Remember the days when the SEC would accept simple rules of thumb?  Since the burst of the venture capital bubble, it’s become rare for a company to get funding in the unproven "concept" or "business plan" stage, said presenters Neil Beaton and Robert Duffy in their session on technology risk cycles.  "There has to be product feasibility."   To increase accuracy and acceptance, Beaton suggested expanding the definition of tech company development from the traditional three stages (Early, Expansion, and Mature) to five: Very Early, Early, Break-Even, Expansion, and Mature.

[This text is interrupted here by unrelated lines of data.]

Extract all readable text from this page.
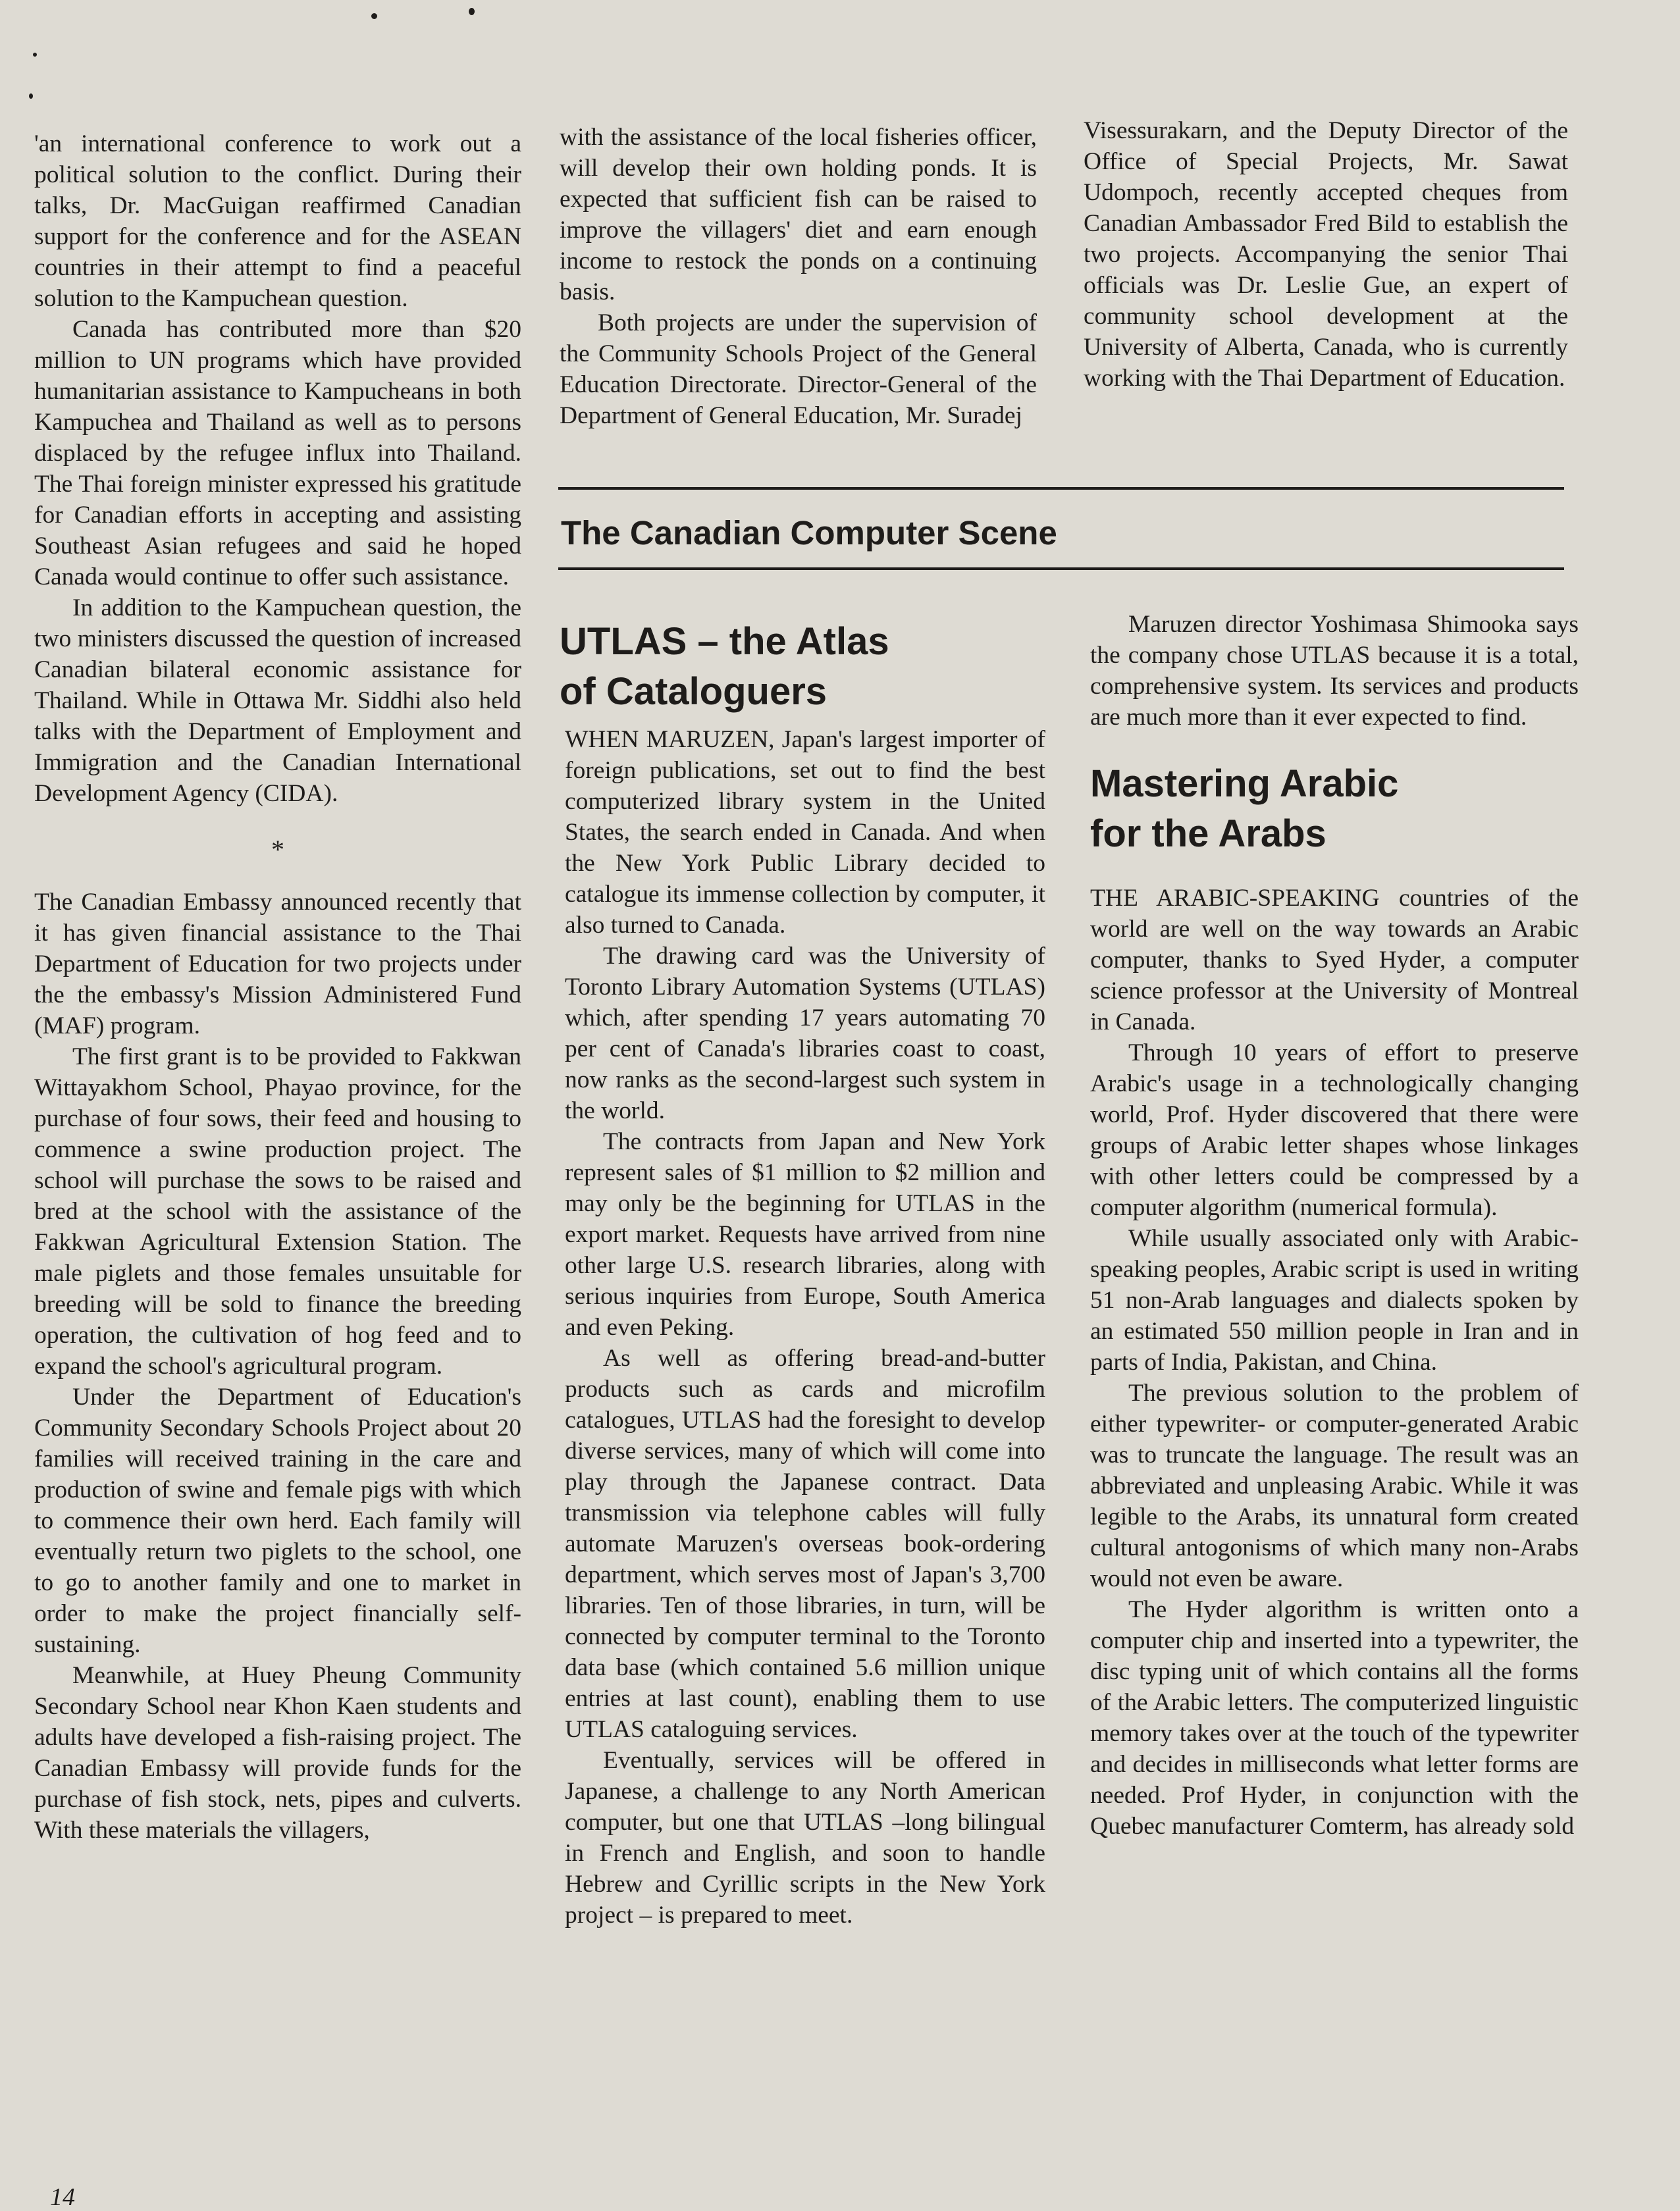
'an international conference to work out a political solution to the conflict. During their talks, Dr. MacGuigan reaffirmed Canadian support for the conference and for the ASEAN countries in their attempt to find a peaceful solution to the Kampuchean question.

Canada has contributed more than $20 million to UN programs which have provided humanitarian assistance to Kampucheans in both Kampuchea and Thailand as well as to persons displaced by the refugee influx into Thailand. The Thai foreign minister expressed his gratitude for Canadian efforts in accepting and assisting Southeast Asian refugees and said he hoped Canada would continue to offer such assistance.

In addition to the Kampuchean question, the two ministers discussed the question of increased Canadian bilateral economic assistance for Thailand. While in Ottawa Mr. Siddhi also held talks with the Department of Employment and Immigration and the Canadian International Development Agency (CIDA).

*

The Canadian Embassy announced recently that it has given financial assistance to the Thai Department of Education for two projects under the the embassy's Mission Administered Fund (MAF) program.

The first grant is to be provided to Fakkwan Wittayakhom School, Phayao province, for the purchase of four sows, their feed and housing to commence a swine production project. The school will purchase the sows to be raised and bred at the school with the assistance of the Fakkwan Agricultural Extension Station. The male piglets and those females unsuitable for breeding will be sold to finance the breeding operation, the cultivation of hog feed and to expand the school's agricultural program.

Under the Department of Education's Community Secondary Schools Project about 20 families will received training in the care and production of swine and female pigs with which to commence their own herd. Each family will eventually return two piglets to the school, one to go to another family and one to market in order to make the project financially self-sustaining.

Meanwhile, at Huey Pheung Community Secondary School near Khon Kaen students and adults have developed a fish-raising project. The Canadian Embassy will provide funds for the purchase of fish stock, nets, pipes and culverts. With these materials the villagers,

with the assistance of the local fisheries officer, will develop their own holding ponds. It is expected that sufficient fish can be raised to improve the villagers' diet and earn enough income to restock the ponds on a continuing basis.

Both projects are under the supervision of the Community Schools Project of the General Education Directorate. Director-General of the Department of General Education, Mr. Suradej

Visessurakarn, and the Deputy Director of the Office of Special Projects, Mr. Sawat Udompoch, recently accepted cheques from Canadian Ambassador Fred Bild to establish the two projects. Accompanying the senior Thai officials was Dr. Leslie Gue, an expert of community school development at the University of Alberta, Canada, who is currently working with the Thai Department of Education.

The Canadian Computer Scene
UTLAS – the Atlas
of Cataloguers

WHEN MARUZEN, Japan's largest importer of foreign publications, set out to find the best computerized library system in the United States, the search ended in Canada. And when the New York Public Library decided to catalogue its immense collection by computer, it also turned to Canada.

The drawing card was the University of Toronto Library Automation Systems (UTLAS) which, after spending 17 years automating 70 per cent of Canada's libraries coast to coast, now ranks as the second-largest such system in the world.

The contracts from Japan and New York represent sales of $1 million to $2 million and may only be the beginning for UTLAS in the export market. Requests have arrived from nine other large U.S. research libraries, along with serious inquiries from Europe, South America and even Peking.

As well as offering bread-and-butter products such as cards and microfilm catalogues, UTLAS had the foresight to develop diverse services, many of which will come into play through the Japanese contract. Data transmission via telephone cables will fully automate Maruzen's overseas book-ordering department, which serves most of Japan's 3,700 libraries. Ten of those libraries, in turn, will be connected by computer terminal to the Toronto data base (which contained 5.6 million unique entries at last count), enabling them to use UTLAS cataloguing services.

Eventually, services will be offered in Japanese, a challenge to any North American computer, but one that UTLAS –long bilingual in French and English, and soon to handle Hebrew and Cyrillic scripts in the New York project – is prepared to meet.

Maruzen director Yoshimasa Shimooka says the company chose UTLAS because it is a total, comprehensive system. Its services and products are much more than it ever expected to find.

Mastering Arabic
for the Arabs

THE ARABIC-SPEAKING countries of the world are well on the way towards an Arabic computer, thanks to Syed Hyder, a computer science professor at the University of Montreal in Canada.

Through 10 years of effort to preserve Arabic's usage in a technologically changing world, Prof. Hyder discovered that there were groups of Arabic letter shapes whose linkages with other letters could be compressed by a computer algorithm (numerical formula).

While usually associated only with Arabic-speaking peoples, Arabic script is used in writing 51 non-Arab languages and dialects spoken by an estimated 550 million people in Iran and in parts of India, Pakistan, and China.

The previous solution to the problem of either typewriter- or computer-generated Arabic was to truncate the language. The result was an abbreviated and unpleasing Arabic. While it was legible to the Arabs, its unnatural form created cultural antogonisms of which many non-Arabs would not even be aware.

The Hyder algorithm is written onto a computer chip and inserted into a typewriter, the disc typing unit of which contains all the forms of the Arabic letters. The computerized linguistic memory takes over at the touch of the typewriter and decides in milliseconds what letter forms are needed. Prof Hyder, in conjunction with the Quebec manufacturer Comterm, has already sold

14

The Grant Thornton team also recently discovered a new academic study: Private Equity Discount: An Empirical Examination of the Exit of Venture Backed Companies (Journal of Investment Management, 2003), available here.  The authors track over 52,000 financing rounds for 23,208 unique firms 1980-2000, concluding that the probability of an IPO exit is roughly 20% to 25%.  Beaton and Duffy are currently working with the authors to update the data, possibly to include additional metrics and stages of firm development.  From their initial analysis, “there is more risk than meets the eye, ” Beaton said.   Early stage companies don’t fit the “standard” valuation mode and innovative thinking is required to get “outside the box.”   Most importantly, “don’t attempt this at home.”  BVWire will continue to follow the efforts by Beaton and Duffy to expand and apply this exciting new research.